2. Focus on one small goal at a time
- I discovered a faster way to pay loans with the highest interest rates first. My loan provider auto-allocated monthly payments evenly across all loans (regardless of interest rate), but if all outstanding interest was paid, they were willing to re-allocate completed payments. I emailed them every month to re-allocate my payments to the loan with the highest rate.
- I chipped away at on one loan at a time. It’s easier to see progress on a small number.
3. Change how I measure success
- After a while, I wondered how much I had paid and added it up. I was surprised at what I had accomplished! But every time I signed into my loan account, the monster stared at me instead.
- To measure my progress, I built a balance sheet:
- Adding $1,000 at a time made a significant impact to THIS number.

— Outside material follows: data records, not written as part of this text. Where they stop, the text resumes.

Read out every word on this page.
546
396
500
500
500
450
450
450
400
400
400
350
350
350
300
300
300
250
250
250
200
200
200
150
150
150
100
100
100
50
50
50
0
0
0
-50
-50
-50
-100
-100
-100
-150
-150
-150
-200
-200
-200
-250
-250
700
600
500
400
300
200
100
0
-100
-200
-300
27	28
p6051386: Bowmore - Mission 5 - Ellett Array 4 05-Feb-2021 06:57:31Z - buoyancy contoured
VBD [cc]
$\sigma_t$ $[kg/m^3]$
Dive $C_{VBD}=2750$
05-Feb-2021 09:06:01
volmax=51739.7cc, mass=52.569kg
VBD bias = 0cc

- Focusing on progress made a big emotional impact. I’m not sure if I paid off my loans any faster, but I definitely FELT a lot better. Feeling empowered is a healthier place to be.
- Paid off all my loans that had interest within 3 years
- For the first time in my adult life, I’m in the black
I didn’t feel like a “real adult” for a while. While many of my friends were purchasing homes (in San Francisco, no less), I wasn’t even in a place to invest or save up for retirement. Now, my perspective is more grounded by what I’m capable of.
Other decisions I made along the way:
You might make different ones. We all have different priorities.
- I temper the cost of living in San Francisco by living with roommates and in a rent controlled apartment.
- I had a hard conversation with my parents. I felt extremely guilty, but couldn’t continue to financially help out, not with these interest rates. My mom hadn’t realized the weight I had chosen to carry, and with some tears in her eyes, asked me to please be more selfish. She offered me a $40,000 loan at 0% interest; I accepted it. This is different for me. She helped ease my guilt and helped me accept help.
- I used my IRA savings to pay for tuition and postponed saving up for retirement until after my loan payments were complete. Why?
- No early withdrawal if the money is used for education
- I didn’t know what to invest my retirement savings in, plus the debt would definitely cost 7% interest vs. the stock market’s uncertain x% growth.
- I paid off as much interest as I could in the first year. You can get a tax deduction for up to $2,500 for student loan interest payments as long as your income is within limits (IRS). Your first year out of school is most likely when you’ll qualify because you’ll only work part of the year.
- I did not refinance. New lenders offered a lower interest rate, but I weighed the options and the savings weren’t worth limiting flexibility in deferring payments if I needed it.